I installed the starter, the first part of the system. Powered it up with a remote starter switch. Nothing. Pulled the starter and tested it out on the ground. It worked like a champ. Put it back in the car, got a little teeth grinding, then nothing. Pulled the radiator and fan so I could turn the engine over with a socket. I was afraid that sitting around for two years had frozen it up. It turns, but not easily.
So that's where we are with that.
Subject change.
Financial and stock markets are emotional things. There's no magic number beyond which you can't recover, there's a magic feeling that tips the scales. Dig this bit from the NYT.
After working six years as a senior executive for a multinational payroll-processing company in Barcelona, Spain, Mr. Vildosola is cutting his professional and financial ties with his troubled homeland. He has moved his family to a village near Cambridge, England, where he will take the reins at a small software company, and he has transferred his savings from Spanish banks to British banks.
“The macro situation in Spain is getting worse and worse,” Mr. Vildosola, 38, said last week just hours before boarding a plane to London with his wife and two small children. “There is just too much risk. Spain is going to be next after Greece, and I just don’t want to end up holding devalued pesetas.”When you get enough Señor Vildosolas deciding to bail out, you're done. Where's that point? When is it coming to Spain? When is it coming to California or Illinois? When does the whole thing fall to pieces?
Who is John Galt?
Update: If you're watching the Democrats convention, think of this: They're not concerned with Señor Vildosola leaving nearly as much as they are with making sure Señorita Vildosola has access to birth control and abortion. In some sense, the Democrats are saying to both of them, "Screw you."

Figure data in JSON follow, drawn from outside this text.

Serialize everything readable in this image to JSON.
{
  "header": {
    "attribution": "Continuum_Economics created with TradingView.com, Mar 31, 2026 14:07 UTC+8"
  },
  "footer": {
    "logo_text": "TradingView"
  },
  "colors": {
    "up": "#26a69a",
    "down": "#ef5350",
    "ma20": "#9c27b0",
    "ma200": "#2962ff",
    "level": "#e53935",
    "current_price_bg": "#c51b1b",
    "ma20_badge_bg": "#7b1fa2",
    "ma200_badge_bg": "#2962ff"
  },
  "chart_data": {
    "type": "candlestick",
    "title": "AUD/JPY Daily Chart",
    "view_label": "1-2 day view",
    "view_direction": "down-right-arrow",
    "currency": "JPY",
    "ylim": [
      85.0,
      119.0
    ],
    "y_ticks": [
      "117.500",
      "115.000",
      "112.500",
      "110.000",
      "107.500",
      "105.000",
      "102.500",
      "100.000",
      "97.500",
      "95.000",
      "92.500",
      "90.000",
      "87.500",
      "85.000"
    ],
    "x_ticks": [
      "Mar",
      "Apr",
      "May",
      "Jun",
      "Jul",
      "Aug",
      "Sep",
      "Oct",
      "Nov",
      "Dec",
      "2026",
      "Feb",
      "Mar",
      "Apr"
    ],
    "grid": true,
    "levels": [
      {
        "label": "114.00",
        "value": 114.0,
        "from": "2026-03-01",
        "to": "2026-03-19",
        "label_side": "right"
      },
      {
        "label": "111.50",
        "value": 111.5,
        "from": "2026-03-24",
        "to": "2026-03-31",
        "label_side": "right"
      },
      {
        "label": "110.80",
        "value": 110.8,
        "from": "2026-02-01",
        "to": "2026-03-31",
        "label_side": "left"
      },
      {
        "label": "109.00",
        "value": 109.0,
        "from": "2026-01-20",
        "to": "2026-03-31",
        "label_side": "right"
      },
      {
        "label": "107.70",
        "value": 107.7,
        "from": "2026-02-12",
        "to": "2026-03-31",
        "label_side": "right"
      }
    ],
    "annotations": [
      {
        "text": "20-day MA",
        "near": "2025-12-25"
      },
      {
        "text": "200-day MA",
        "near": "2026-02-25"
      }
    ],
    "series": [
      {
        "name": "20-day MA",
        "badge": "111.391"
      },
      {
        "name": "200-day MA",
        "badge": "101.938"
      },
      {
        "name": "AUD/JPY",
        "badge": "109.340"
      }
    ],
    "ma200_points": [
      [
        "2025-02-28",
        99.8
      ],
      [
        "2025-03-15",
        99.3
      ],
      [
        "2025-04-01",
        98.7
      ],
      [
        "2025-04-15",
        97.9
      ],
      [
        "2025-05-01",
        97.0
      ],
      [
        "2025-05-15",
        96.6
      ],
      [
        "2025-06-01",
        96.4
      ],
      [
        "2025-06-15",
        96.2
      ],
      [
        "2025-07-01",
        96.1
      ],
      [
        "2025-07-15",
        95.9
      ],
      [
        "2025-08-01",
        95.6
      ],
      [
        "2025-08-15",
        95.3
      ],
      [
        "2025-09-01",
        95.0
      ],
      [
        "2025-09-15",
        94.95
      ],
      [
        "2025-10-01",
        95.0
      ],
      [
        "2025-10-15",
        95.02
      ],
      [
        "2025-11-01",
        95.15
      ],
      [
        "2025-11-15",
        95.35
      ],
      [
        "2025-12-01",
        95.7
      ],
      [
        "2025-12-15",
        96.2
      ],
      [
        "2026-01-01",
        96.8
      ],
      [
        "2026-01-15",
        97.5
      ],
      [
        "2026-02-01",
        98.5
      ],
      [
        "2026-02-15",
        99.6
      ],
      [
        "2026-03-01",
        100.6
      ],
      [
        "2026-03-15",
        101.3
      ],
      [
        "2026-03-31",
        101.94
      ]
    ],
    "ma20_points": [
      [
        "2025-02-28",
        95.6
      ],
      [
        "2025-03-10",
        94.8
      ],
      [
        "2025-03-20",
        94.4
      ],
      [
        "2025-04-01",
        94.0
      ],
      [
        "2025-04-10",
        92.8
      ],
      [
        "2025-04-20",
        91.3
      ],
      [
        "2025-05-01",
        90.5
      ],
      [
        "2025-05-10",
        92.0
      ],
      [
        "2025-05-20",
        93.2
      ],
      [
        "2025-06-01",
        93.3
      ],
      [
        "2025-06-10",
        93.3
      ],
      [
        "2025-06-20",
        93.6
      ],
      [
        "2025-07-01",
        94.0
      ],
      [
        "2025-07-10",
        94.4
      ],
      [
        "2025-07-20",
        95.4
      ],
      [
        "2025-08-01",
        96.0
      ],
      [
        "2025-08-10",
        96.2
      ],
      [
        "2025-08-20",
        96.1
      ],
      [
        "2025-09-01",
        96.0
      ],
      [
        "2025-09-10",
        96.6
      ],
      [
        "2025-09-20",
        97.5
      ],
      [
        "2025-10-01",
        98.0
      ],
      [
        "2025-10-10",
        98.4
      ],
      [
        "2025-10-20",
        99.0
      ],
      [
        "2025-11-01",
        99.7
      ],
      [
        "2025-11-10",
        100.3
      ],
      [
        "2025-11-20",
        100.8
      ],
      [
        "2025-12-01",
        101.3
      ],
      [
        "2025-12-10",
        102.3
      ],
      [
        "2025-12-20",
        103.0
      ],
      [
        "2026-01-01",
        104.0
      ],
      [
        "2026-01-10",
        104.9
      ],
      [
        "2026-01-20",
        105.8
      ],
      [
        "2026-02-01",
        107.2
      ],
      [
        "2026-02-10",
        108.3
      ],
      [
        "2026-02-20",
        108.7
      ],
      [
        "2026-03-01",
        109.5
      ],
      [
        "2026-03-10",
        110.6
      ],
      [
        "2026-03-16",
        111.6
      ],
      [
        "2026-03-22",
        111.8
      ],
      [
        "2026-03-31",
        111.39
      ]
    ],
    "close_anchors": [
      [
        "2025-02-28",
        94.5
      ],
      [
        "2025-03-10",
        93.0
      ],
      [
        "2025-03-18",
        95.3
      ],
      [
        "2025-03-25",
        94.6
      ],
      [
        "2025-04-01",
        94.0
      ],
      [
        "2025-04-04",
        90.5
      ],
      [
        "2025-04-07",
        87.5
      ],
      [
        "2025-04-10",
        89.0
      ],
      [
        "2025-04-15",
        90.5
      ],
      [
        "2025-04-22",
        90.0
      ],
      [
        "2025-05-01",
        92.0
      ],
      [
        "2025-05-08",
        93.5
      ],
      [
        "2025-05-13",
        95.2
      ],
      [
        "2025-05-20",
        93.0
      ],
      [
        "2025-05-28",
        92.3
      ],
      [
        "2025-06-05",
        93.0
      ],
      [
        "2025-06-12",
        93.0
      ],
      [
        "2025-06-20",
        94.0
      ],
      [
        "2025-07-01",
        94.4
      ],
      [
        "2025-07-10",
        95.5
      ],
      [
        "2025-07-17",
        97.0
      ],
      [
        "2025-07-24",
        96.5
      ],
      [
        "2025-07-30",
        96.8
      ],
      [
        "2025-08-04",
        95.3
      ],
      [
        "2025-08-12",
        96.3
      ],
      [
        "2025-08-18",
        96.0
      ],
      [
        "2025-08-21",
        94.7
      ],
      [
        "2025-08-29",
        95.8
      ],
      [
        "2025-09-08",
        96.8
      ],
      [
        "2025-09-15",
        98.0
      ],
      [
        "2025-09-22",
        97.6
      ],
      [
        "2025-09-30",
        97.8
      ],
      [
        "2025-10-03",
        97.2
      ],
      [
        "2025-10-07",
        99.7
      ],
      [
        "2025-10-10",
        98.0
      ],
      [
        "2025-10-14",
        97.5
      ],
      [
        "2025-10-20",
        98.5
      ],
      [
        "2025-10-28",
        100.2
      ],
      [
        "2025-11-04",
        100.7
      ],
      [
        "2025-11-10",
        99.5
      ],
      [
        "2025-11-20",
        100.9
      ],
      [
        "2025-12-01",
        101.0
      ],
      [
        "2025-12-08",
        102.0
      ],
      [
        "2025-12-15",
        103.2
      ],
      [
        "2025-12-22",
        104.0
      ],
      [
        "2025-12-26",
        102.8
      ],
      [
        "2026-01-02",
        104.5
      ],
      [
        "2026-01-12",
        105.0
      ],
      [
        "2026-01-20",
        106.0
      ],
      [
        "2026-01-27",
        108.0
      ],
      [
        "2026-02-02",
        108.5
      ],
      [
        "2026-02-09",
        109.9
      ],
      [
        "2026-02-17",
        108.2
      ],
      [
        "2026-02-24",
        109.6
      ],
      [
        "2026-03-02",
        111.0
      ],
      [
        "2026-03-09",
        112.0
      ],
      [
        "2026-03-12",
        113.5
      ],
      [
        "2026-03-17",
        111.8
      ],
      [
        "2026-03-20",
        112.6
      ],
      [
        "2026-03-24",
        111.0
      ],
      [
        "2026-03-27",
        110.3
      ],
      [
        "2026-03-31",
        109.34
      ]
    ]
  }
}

Update: If you're watching the Democrats convention, think of this: They're not concerned with Señor Vildosola leaving nearly as much as they are with making sure Señorita Vildosola has access to birth control and abortion. In some sense, the Democrats are saying to both of them, "Screw you."
2 comments:
Devalued pesetas? I thought they got rid of pesetas. Or is he talking about after leaving the euro?
That's one aspect I'm having trouble understanding. A euro is a euro is a euro. I think the reason people move their money from one country to another is not the euro's value, but their country's ability to hold onto them. There's no FDIC to bail you out when your country's banks go under. Right?
I know the Brits loved to holiday in Spain, but why are the Spanish moving to the UK? Haven't they heard of the "emergency" taxes on anybody with any money? Why isn't there an influx to Switzerland, or even the eastern european states that are doing well (there are still some, aren't there?)?
The Spanish banks hold Spanish national bonds. It doesn't look like there's any way the government of Spain can service those debts. That means Spanish banks are in big trouble and Spaniards with sense should be getting out while they can.
Which they are. Spanish banks lost 7% of their deposits last month as people took their Euros out and moved them elsewhere.
As for the Peseta, that's what you'll get if and when Spain leaves the Euro.
Moving to the UK: out of the frying pan and into the fire, if you ask me. I guess the guy didn't want to cross the Atlantic.